Project description:The impact of research on the world beyond academia has increasingly become an area of focus in research performance assessments internationally. Impact assessment is expected to incentivise researchers to increase engagement with industry, government and the public more broadly. Increased engagement is in turn expected to increase translation of research so decision-makers can use research to inform development of policies, programs, practices, processes, products, and other mechanisms, through which impact can be realised. However, research has shown that various factors affect research use, and evidence on 'what works' to increase decision-makers' use of research is limited. The Conversation is an open access research communication platform, published under Creative Commons licence, which translates research into news articles to engage a general audience, aiming to improve understanding of current issues and complex social problems.

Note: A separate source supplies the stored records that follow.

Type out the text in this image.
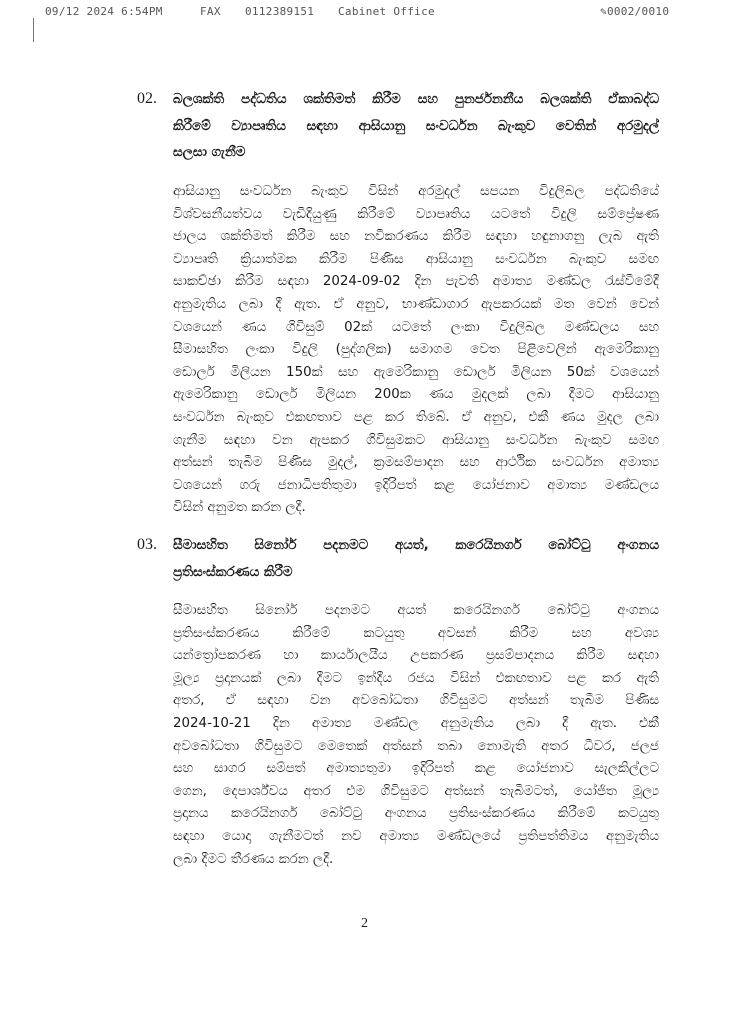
09/12 2024 6:54PM	FAX 0112389151 Cabinet Office	✎0002/0010
02. බලශක්ති පද්ධතිය ශක්තිමත් කිරීම සහ පුනර්ජනනීය බලශක්ති ඒකාබද්ධ
කිරීමේ ව්‍යාපෘතිය සඳහා ආසියානු සංවර්ධන බැංකුව වෙතින් අරමුදල්
සලසා ගැනීම
ආසියානු සංවර්ධන බැංකුව විසින් අරමුදල් සපයන විදුලිබල පද්ධතියේ
විශ්වසනීයත්වය වැඩිදියුණු කිරීමේ ව්‍යාපෘතිය යටතේ විදුලි සම්ප්‍රේෂණ
ජාලය ශක්තිමත් කිරීම සහ නවීකරණය කිරීම සඳහා හඳුනාගනු ලැබ ඇති
ව්‍යාපෘති ක්‍රියාත්මක කිරීම පිණිස ආසියානු සංවර්ධන බැංකුව සමඟ
සාකච්ඡා කිරීම සඳහා 2024-09-02 දින පැවති අමාත්‍ය මණ්ඩල රැස්වීමේදී
අනුමැතිය ලබා දී ඇත. ඒ අනුව, භාණ්ඩාගාර ඇපකරයක් මත වෙන් වෙන්
වශයෙන් ණය ගිවිසුම් 02ක් යටතේ ලංකා විදුලිබල මණ්ඩලය සහ
සීමාසහිත ලංකා විදුලි (පුද්ගලික) සමාගම වෙත පිළිවෙලින් ඇමෙරිකානු
ඩොලර් මිලියන 150ක් සහ ඇමෙරිකානු ඩොලර් මිලියන 50ක් වශයෙන්
ඇමෙරිකානු ඩොලර් මිලියන 200ක ණය මුදලක් ලබා දීමට ආසියානු
සංවර්ධන බැංකුව එකඟතාව පළ කර තිබේ. ඒ අනුව, එකී ණය මුදල ලබා
ගැනීම සඳහා වන ඇපකර ගිවිසුමකට ආසියානු සංවර්ධන බැංකුව සමඟ
අත්සන් තැබීම පිණිස මුදල්, ක්‍රමසම්පාදන සහ ආර්ථික සංවර්ධන අමාත්‍ය
වශයෙන් ගරු ජනාධිපතිතුමා ඉදිරිපත් කළ යෝජනාව අමාත්‍ය මණ්ඩලය
විසින් අනුමත කරන ලදී.
03. සීමාසහිත සිනෝර් පදනමට අයත්, කරෙයිනගර් බෝට්ටු අංගනය
ප්‍රතිසංස්කරණය කිරීම
සීමාසහිත සිනෝර් පදනමට අයත් කරෙයිනගර් බෝට්ටු අංගනය
ප්‍රතිසංස්කරණය කිරීමේ කටයුතු අවසන් කිරීම සහ අවශ්‍ය
යන්ත්‍රෝපකරණ හා කාර්යාලයීය උපකරණ ප්‍රසම්පාදනය කිරීම සඳහා
මූල්‍ය ප්‍රදානයක් ලබා දීමට ඉන්දීය රජය විසින් එකඟතාව පළ කර ඇති
අතර, ඒ සඳහා වන අවබෝධතා ගිවිසුමට අත්සන් තැබීම පිණිස
2024-10-21 දින අමාත්‍ය මණ්ඩල අනුමැතිය ලබා දී ඇත. එකී
අවබෝධතා ගිවිසුමට මෙතෙක් අත්සන් තබා නොමැති අතර ධීවර, ජලජ
සහ සාගර සම්පත් අමාත්‍යතුමා ඉදිරිපත් කළ යෝජනාව සැලකිල්ලට
ගෙන, දෙපාර්ශ්වය අතර එම ගිවිසුමට අත්සන් තැබීමටත්, යෝජිත මූල්‍ය
ප්‍රදානය කරෙයිනගර් බෝට්ටු අංගනය ප්‍රතිසංස්කරණය කිරීමේ කටයුතු
සඳහා යොදා ගැනීමටත් නව අමාත්‍ය මණ්ඩලයේ ප්‍රතිපත්තිමය අනුමැතිය
ලබා දීමට තීරණය කරන ලදී.
2
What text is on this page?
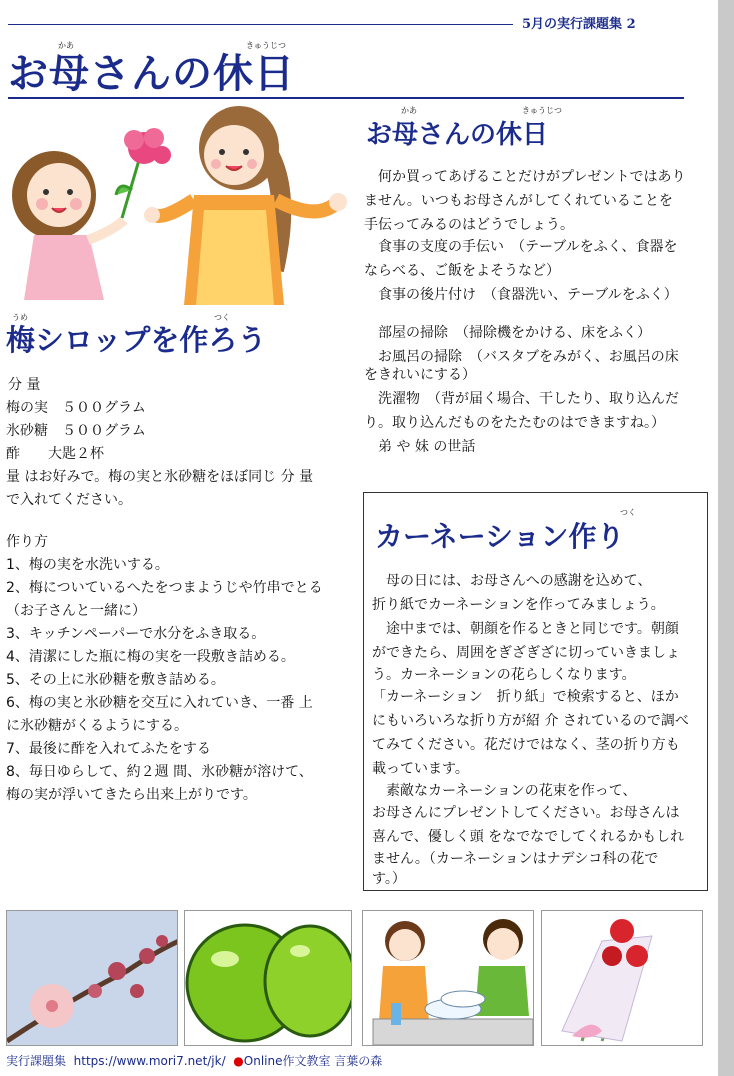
5月の実行課題集 2
かあ	きゅうじつ
お母さんの休日
かあ	きゅうじつ
お母さんの休日
　何か買ってあげることだけがプレゼントではあり
ません。いつもお母さんがしてくれていることを
手伝ってみるのはどうでしょう。
　食事の支度の手伝い　（テーブルをふく、食器を
ならべる、ご飯をよそうなど）
　食事の後片付け　（食器洗い、テーブルをふく）
　部屋の掃除　（掃除機をかける、床をふく）
　お風呂の掃除　（バスタブをみがく、お風呂の床
をきれいにする）
　洗濯物　（背が届く場合、干したり、取り込んだ
り。取り込んだものをたたむのはできますね。）
　弟 や 妹 の世話
うめ	つく
梅シロップを作ろう
分 量
梅の実　５００グラム
氷砂糖　５００グラム
酢　　大匙２杯
量 はお好みで。梅の実と氷砂糖をほぼ同じ 分 量
で入れてください。
作り方
1、梅の実を水洗いする。
2、梅についているへたをつまようじや竹串でとる
（お子さんと一緒に）
3、キッチンペーパーで水分をふき取る。
4、清潔にした瓶に梅の実を一段敷き詰める。
5、その上に氷砂糖を敷き詰める。
6、梅の実と氷砂糖を交互に入れていき、一番 上
に氷砂糖がくるようにする。
7、最後に酢を入れてふたをする
8、毎日ゆらして、約２週 間、氷砂糖が溶けて、
梅の実が浮いてきたら出来上がりです。
つく
カーネーション作り
　母の日には、お母さんへの感謝を込めて、
折り紙でカーネーションを作ってみましょう。
　途中までは、朝顔を作るときと同じです。朝顔
ができたら、周囲をぎざぎざに切っていきましょ
う。カーネーションの花らしくなります。
「カーネーション　折り紙」で検索すると、ほか
にもいろいろな折り方が紹 介 されているので調べ
てみてください。花だけではなく、茎の折り方も
載っています。
　素敵なカーネーションの花束を作って、
お母さんにプレゼントしてください。お母さんは
喜んで、優しく頭 をなでなでしてくれるかもしれ
ません。（カーネーションはナデシコ科の花で
す。）
実行課題集 https://www.mori7.net/jk/ ●Online作文教室 言葉の森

To identify factors that predict use of academic research and expertise reported in The Conversation, regression analyses were performed using The Conversation Australia 2016 Annual Survey data. A broad range of factors predicted use, with engagement actions being the most common. Interestingly, different types of engagement actions predicted different types of use. This suggests that to achieve impact through increased engagement, a deeper understanding of how and why different engagement actions elicit different types of use is needed. Findings also indicate The Conversation is overcoming some of the most commonly identified barriers to the use of research: access, relevance, actionable outcomes, and timeliness. As such, The Conversation offers an effective model for providing access to and communicating research in a way that enables use, a necessary precursor to achieving research impact.